6-8. the men of Gibeon sent unto Joshua--Their appeal was urgent and their claim to protection irresistible, on the ground, not only of kindness and sympathy, but of justice. In attacking the Canaanites, Joshua had received from God a general assurance of success (Jos 1:5). But the intelligence of so formidable a combination among the native princes seems to have depressed his mind with the anxious and dispiriting idea that it was a chastisement for the hasty and inconsiderate alliance entered into with the Gibeonites. It was evidently to be a struggle of life and death, not only to Gibeon, but to the Israelites. And in this view the divine communication that was made to him was seasonable and animating. He seems to have asked the counsel of God and received an answer, before setting out on the expedition.
9. Joshua therefore came upon them suddenly--This is explained in the following clause, where he is described as having accomplished, by a forced march of picked men, in one night, a distance of twenty-six miles, which, according to the slow pace of Eastern armies and caravans, had formerly been a three days' journey (Jos 9:17).
Jos 10:10, 11. GOD FIGHTS AGAINST THEM WITH HAILSTONES.
10, 11. the Lord discomfited them--Hebrew, "terrified," confounded
the Amorite allies, probably by a fearful storm of lightning and
thunder. So the word is usually employed
Ps 18:13; 144:6).
Jos 10:12-15. THE SUN AND MOON STAND STILL AT THE WORD OF JOSHUA.
12-15. Then spake Joshua to the Lord . . . and . . . he said in the sight of Israel, Sun, stand thou still . . . and thou, Moon--The inspired author here breaks off the thread of his history of this miraculous victory to introduce a quotation from an ancient poem, in which the mighty acts of that day were commemorated. The passage, which is parenthetical, contains a poetical description of the victory which was miraculously gained by the help of God, and forms an extract from "the book of Jasher," that is, "the upright"--an anthology, or collection of national songs, in honor of renowned and eminently pious heroes. The language of a poem is not to be literally interpreted; and therefore, when the sun and moon are personified, addressed as intelligent beings, and represented as standing still, the explanation is that the light of the sun and moon was supernaturally prolonged by the same laws of refraction and reflection that ordinarily cause the sun to appear above the horizon, when it is in reality below it [KEIL, BUSH]. Gibeon ("a hill") was now at the back of the Israelites, and the height would soon have intercepted the rays of the setting sun. The valley of Ajalon ("stags") was before them, and so near that it was sometimes called "the valley of Gibeon" (Isa 28:21). It would seem, from Jos 10:14, that the command of Joshua was in reality a prayer to God for the performance of this miracle; and that, although the prayers of eminently good men like Moses often prevailed with God, never was there on any other occasion so astonishing a display of divine power made in behalf of His people, as in answer to the prayer of Joshua. Jos 10:15 is the end of the quotation from Jasher; and it is necessary to notice this, as the fact described in it is recorded in due course, and the same words, by the sacred historian (Jos 10:43).

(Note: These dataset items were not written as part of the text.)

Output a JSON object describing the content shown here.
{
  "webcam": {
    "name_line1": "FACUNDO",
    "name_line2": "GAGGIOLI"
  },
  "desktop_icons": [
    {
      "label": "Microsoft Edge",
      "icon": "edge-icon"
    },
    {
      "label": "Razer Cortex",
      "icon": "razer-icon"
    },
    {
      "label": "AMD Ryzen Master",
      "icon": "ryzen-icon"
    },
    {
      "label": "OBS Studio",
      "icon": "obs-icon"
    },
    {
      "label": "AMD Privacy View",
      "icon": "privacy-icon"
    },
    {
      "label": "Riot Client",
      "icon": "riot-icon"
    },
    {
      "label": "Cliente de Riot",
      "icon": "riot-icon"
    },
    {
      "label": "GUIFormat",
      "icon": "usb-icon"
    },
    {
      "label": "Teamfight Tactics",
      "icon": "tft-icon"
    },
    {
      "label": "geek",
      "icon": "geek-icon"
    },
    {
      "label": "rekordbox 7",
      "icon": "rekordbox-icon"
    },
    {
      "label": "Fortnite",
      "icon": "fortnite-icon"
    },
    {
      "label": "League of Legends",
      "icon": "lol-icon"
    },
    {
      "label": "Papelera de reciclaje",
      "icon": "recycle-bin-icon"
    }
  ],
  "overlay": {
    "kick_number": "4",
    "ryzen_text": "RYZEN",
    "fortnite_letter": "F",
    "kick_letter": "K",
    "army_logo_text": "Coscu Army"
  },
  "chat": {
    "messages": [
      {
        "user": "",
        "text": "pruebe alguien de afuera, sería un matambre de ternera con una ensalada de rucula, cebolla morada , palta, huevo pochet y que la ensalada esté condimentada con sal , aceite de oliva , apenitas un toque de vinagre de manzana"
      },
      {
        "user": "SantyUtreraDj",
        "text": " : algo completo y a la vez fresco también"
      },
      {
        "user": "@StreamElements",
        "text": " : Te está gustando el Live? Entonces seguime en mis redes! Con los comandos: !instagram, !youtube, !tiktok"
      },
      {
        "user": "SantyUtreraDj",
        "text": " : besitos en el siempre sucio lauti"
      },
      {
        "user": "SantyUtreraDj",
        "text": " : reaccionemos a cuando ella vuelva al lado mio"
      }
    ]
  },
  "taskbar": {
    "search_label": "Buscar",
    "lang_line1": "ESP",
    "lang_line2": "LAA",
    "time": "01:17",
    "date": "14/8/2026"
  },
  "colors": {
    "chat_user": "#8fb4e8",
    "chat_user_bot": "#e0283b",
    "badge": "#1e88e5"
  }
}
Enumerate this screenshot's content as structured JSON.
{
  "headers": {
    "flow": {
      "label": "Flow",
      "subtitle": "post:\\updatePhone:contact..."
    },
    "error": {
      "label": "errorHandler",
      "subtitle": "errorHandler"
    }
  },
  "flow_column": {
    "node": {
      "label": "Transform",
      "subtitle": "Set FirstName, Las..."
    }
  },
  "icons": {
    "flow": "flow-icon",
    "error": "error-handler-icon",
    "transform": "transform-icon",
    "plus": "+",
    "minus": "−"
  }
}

Jos 10:16-27. THE FIVE KINGS HANGED.
16-27. these five kings . . . hid themselves in a cave--Hebrew, "the cave."
Jos 10:28-42. SEVEN MORE KINGS CONQUERED.
28-42. that day Joshua took Makkedah--In this and the following verses is described the rapid succession of victory and extermination which swept the whole of southern Palestine into the hands of Israel. "All these kings and their land did Joshua take at one time, because the Lord God of Israel fought for Israel. And Joshua returned, and all Israel with him, unto the camp to Gilgal."